La prima sala espositiva, sita al primo piano dello stabile,  si apre con un percorso a pannelli che illustra il volto di Golgi nel tempo, disegni e materiale artistico sullo scienziato, quadri e pannelli concernenti i parenti e gli amici, i luoghi golgiani, l’università di Pavia, i maestri della medicina, i professori del Golgi, gli allievi, i visitatori del suo laboratorio, i ritratti di Santiago Ramon y Cajal l’istologo spagnolo premio Nobel ex-aequo con Golgi, i documenti e gli attestati più importanti, dalle pagelle del ginnasio loverese ai diplomi di laurea firmati da Golgi rettore. Sulla parete in fondo alla sala sono appese tutte le tavole istologiche, disegnate a mano con la tecnica a china dallo stesso Golgi, aiutato dalla moglie Lina Aletti e da qualche allievo. Questo materiale proviene dalla primitiva mostra allestita nel palazzo Venturini nel 1996. Le chicche della prima sala espositiva sono rappresentate dalla ricostruzione del laboratorio o gabinetto istologico e dall’ambulatorio medico del padre Alessandro.
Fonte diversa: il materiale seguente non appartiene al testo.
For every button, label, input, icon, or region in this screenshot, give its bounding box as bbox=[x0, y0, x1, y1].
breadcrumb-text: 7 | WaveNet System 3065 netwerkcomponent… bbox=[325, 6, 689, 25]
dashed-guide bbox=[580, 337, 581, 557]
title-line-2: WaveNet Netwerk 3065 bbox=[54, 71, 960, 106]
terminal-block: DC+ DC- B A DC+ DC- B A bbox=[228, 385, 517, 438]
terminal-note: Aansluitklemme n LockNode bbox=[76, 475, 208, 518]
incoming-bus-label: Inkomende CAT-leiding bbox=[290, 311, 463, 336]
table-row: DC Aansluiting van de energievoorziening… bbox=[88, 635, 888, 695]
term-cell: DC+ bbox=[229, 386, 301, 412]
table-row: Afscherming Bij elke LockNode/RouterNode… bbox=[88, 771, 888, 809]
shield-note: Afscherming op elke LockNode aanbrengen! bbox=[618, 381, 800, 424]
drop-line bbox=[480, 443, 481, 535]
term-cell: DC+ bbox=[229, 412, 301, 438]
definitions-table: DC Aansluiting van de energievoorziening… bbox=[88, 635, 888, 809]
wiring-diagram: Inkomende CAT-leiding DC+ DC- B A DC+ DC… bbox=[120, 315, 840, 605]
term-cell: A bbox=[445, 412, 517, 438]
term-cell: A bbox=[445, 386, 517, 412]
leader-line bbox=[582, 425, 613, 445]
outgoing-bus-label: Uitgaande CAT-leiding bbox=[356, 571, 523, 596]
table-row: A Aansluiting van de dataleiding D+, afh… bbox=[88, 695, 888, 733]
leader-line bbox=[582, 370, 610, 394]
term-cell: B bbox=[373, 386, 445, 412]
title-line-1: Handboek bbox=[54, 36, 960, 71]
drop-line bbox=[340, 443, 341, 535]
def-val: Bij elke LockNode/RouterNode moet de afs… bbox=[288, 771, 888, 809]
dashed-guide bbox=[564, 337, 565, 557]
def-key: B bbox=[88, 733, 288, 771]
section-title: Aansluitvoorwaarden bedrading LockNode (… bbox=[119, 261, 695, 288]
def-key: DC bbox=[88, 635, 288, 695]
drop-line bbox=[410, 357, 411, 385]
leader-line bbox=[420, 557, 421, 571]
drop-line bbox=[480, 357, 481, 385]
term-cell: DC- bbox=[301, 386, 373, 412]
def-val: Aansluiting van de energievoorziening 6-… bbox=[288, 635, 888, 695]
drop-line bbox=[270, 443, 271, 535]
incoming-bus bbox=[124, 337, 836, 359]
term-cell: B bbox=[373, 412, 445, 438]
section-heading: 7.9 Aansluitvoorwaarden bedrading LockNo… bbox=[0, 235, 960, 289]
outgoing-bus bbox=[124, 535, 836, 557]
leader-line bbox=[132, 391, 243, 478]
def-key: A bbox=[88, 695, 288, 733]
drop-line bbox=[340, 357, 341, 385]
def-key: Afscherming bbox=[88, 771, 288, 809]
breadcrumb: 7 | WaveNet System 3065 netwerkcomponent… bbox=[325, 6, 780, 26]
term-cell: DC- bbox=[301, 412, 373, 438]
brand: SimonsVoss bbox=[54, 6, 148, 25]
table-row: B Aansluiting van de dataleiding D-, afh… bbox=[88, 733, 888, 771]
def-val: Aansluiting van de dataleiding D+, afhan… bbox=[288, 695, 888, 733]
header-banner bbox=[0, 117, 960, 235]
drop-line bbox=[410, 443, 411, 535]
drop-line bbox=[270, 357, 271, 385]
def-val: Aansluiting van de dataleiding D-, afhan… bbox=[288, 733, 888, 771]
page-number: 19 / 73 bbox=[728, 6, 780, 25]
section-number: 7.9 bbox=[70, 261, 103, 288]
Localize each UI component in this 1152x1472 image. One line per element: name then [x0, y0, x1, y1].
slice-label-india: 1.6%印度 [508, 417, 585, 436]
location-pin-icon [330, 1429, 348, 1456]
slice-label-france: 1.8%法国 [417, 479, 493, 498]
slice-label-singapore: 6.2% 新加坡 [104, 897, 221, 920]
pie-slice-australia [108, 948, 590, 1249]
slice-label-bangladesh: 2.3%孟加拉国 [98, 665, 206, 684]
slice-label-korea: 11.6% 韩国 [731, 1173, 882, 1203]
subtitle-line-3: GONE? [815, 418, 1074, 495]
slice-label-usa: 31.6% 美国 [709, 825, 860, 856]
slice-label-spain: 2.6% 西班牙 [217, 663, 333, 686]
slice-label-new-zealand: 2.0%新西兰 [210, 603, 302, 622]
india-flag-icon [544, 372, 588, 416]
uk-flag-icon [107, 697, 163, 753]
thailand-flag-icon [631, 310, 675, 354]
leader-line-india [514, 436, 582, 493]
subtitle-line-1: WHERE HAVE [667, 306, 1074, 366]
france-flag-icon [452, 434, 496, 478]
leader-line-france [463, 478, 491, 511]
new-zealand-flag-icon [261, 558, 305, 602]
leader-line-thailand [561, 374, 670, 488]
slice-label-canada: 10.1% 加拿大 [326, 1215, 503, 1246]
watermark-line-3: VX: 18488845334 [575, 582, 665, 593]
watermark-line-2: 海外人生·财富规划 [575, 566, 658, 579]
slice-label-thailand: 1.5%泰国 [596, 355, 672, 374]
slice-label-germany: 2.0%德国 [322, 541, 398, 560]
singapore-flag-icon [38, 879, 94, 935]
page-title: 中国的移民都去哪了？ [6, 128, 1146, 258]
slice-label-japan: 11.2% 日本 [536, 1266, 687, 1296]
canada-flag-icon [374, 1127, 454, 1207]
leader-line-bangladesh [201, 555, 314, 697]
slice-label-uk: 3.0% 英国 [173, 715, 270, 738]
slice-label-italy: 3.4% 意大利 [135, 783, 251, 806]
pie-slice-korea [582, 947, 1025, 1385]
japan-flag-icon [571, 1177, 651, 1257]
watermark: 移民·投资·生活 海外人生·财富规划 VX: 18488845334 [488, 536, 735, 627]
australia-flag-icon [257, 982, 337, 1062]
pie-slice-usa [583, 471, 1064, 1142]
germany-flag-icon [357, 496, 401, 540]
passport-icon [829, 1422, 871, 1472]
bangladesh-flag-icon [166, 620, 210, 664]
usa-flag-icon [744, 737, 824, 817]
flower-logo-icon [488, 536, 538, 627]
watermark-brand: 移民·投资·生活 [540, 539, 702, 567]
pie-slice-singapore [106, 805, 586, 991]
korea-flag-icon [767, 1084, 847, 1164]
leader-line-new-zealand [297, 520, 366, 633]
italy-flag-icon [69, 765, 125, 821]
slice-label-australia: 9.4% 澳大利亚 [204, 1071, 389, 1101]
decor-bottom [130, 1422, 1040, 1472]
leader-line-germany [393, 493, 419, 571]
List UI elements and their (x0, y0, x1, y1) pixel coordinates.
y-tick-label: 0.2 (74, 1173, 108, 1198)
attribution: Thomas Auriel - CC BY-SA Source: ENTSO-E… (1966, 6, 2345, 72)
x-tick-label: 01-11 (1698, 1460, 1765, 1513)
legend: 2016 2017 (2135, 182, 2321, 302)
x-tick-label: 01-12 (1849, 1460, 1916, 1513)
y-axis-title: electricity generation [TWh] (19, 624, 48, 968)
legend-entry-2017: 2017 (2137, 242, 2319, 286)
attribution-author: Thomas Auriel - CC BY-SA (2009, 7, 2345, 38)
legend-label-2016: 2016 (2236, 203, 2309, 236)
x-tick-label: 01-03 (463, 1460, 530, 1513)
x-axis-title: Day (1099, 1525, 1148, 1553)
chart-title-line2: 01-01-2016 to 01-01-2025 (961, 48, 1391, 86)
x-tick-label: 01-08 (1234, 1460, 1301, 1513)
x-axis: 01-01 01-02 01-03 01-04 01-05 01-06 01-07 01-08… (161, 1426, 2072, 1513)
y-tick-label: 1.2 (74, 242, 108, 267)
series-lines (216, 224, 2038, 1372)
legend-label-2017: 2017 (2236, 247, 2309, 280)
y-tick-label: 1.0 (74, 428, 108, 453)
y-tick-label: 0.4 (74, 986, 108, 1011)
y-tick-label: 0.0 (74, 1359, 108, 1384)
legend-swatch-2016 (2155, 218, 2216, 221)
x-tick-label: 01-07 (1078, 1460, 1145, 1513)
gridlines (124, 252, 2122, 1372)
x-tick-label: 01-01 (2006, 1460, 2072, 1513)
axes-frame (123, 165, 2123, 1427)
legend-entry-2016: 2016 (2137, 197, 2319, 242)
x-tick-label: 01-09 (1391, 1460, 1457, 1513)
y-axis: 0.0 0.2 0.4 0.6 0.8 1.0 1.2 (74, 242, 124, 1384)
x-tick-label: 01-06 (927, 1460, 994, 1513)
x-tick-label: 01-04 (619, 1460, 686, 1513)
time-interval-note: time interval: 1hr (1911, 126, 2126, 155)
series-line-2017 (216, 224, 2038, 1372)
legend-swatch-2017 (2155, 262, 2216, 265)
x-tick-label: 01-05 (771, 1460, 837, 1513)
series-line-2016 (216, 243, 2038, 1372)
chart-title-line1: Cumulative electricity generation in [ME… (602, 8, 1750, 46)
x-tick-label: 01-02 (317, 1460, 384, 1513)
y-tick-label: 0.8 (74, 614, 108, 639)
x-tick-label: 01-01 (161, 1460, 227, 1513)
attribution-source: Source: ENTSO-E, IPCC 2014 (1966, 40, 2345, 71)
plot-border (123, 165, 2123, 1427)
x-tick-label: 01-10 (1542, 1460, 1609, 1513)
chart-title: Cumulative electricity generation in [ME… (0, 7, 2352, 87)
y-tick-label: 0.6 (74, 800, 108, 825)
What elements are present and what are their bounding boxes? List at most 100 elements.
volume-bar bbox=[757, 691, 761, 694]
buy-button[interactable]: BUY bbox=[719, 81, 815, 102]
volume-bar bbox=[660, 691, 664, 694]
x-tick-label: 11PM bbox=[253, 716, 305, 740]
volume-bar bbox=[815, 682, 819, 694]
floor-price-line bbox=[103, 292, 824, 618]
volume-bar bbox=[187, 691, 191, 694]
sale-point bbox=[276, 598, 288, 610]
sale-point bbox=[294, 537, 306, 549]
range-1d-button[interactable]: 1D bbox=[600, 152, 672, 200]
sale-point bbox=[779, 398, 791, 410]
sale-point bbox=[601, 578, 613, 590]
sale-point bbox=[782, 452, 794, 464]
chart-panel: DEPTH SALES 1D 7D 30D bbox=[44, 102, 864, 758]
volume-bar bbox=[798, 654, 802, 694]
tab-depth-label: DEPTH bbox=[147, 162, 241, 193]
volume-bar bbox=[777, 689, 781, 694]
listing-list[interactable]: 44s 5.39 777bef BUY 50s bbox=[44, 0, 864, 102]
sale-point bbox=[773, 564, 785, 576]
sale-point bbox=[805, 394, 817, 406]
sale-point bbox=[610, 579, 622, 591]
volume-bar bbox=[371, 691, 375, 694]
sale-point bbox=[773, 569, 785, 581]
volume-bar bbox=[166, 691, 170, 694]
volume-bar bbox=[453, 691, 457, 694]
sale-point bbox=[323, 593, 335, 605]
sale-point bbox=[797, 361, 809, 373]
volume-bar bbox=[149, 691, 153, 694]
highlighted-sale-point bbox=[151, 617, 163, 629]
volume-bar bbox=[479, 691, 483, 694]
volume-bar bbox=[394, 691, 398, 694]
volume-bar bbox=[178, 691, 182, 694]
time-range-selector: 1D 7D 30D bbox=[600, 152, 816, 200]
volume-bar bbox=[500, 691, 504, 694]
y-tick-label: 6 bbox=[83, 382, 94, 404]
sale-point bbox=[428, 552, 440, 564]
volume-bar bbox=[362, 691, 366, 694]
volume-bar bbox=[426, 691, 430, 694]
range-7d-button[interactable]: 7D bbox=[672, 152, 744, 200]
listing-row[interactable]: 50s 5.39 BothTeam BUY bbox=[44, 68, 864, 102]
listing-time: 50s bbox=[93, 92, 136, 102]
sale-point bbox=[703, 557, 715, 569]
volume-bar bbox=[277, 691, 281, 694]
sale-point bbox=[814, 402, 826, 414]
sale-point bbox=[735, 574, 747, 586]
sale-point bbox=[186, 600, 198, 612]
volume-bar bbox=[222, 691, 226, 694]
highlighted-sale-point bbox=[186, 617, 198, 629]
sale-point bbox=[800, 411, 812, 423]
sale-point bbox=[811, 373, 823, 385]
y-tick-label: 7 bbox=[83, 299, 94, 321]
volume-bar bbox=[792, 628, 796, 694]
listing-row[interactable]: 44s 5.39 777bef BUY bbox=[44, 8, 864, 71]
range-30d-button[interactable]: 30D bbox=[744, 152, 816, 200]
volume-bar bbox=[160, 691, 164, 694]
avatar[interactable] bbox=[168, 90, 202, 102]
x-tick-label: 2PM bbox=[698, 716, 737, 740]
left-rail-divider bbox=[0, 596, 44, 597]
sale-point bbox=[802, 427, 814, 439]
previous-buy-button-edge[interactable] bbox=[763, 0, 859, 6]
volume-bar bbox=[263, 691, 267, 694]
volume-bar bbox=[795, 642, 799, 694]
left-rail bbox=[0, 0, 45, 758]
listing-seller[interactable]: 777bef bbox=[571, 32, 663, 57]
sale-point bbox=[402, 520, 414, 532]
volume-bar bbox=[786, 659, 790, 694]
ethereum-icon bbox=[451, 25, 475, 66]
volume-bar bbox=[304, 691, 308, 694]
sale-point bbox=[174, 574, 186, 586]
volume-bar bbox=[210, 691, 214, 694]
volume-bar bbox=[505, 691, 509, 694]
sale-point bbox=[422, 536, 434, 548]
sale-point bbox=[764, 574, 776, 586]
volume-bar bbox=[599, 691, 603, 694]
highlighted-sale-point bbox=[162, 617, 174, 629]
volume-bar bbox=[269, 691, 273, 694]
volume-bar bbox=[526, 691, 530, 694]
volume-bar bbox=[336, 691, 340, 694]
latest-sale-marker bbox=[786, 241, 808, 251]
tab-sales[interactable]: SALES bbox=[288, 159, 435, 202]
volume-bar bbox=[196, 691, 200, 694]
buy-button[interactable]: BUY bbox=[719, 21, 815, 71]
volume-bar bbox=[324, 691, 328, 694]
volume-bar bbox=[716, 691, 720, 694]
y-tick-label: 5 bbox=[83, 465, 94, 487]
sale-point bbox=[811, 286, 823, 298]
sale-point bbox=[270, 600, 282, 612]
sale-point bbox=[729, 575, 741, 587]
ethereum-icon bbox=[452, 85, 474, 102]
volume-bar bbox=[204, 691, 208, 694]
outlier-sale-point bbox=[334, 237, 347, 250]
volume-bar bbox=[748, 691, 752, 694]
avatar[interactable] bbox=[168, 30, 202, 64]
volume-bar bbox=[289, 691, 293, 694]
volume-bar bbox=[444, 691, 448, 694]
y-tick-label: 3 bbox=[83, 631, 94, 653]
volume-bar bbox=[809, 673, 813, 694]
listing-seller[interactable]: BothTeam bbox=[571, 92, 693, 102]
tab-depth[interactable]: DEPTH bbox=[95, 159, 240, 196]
Laboratorio medico Il laboratorio istologico contiene: acidi coloranti, conservanti e fissatori, un teschio umano, un cervello conservato in formalina, un microtomo, lame di microtomo,  microtomo e centrifuga a mano, 4 microscopi d’epoca di cui uno appartenuto a Golgi, camera lucida, macchina a soffietto per microfotografie e vetrini di Golgi. Laboratorio istologico L’ambulatorio medico d’epoca annovera: spogliatoio, sedia cavadenti, scrivania con borsa del medico, fonendoscopi in legno, cassettiera e armadietto portamedicine, attaccapanni con camice, siringhe per usi vari, vaschette sterilizzatrici, ferri da dentista, ferri chirurgici, abbassalingua, stampa d’epoca sui microbi, bacheca didattica sulle carie, frontespizio della tesi di laurea del padre sulle febbri tifoidi.

Gli strumenti La seconda sala espositiva situata al secondo piano si apre ancora con un breve percorso a pannelli che illustra le principali e più importanti scoperte del Golgi. Seguono dei tavoli-vetrine contenenti le pubblicazioni, i cimeli e i libri appartenuti allo scienziato, una vetrina e due scaffali espositivi di strumenti medici dell’epoca (microscopi, apparecchi per elettroshock, trequarti, bisturi, lancette scarificatici, trousse chirurgici, schizzetti, fonometro, tonsillotomo, stilo per emostasi, pellicano, forcipe, compasso, misuratore di pressione, emotometro, otoscopio, atomizzatore, ventose o coppette, saccarometro, speculo vaginale, termocauterio, emoglobinometro, cistoscopio, irrigatore a goccia). Oltre ad alcuni libri di medicina antica vi è pure una libreria specializzata su Golgi. Conclude l’esposizione lo spazio audiovisivo che permette la visione di due filmati su Golgi e sulla storia delle neuroscienze.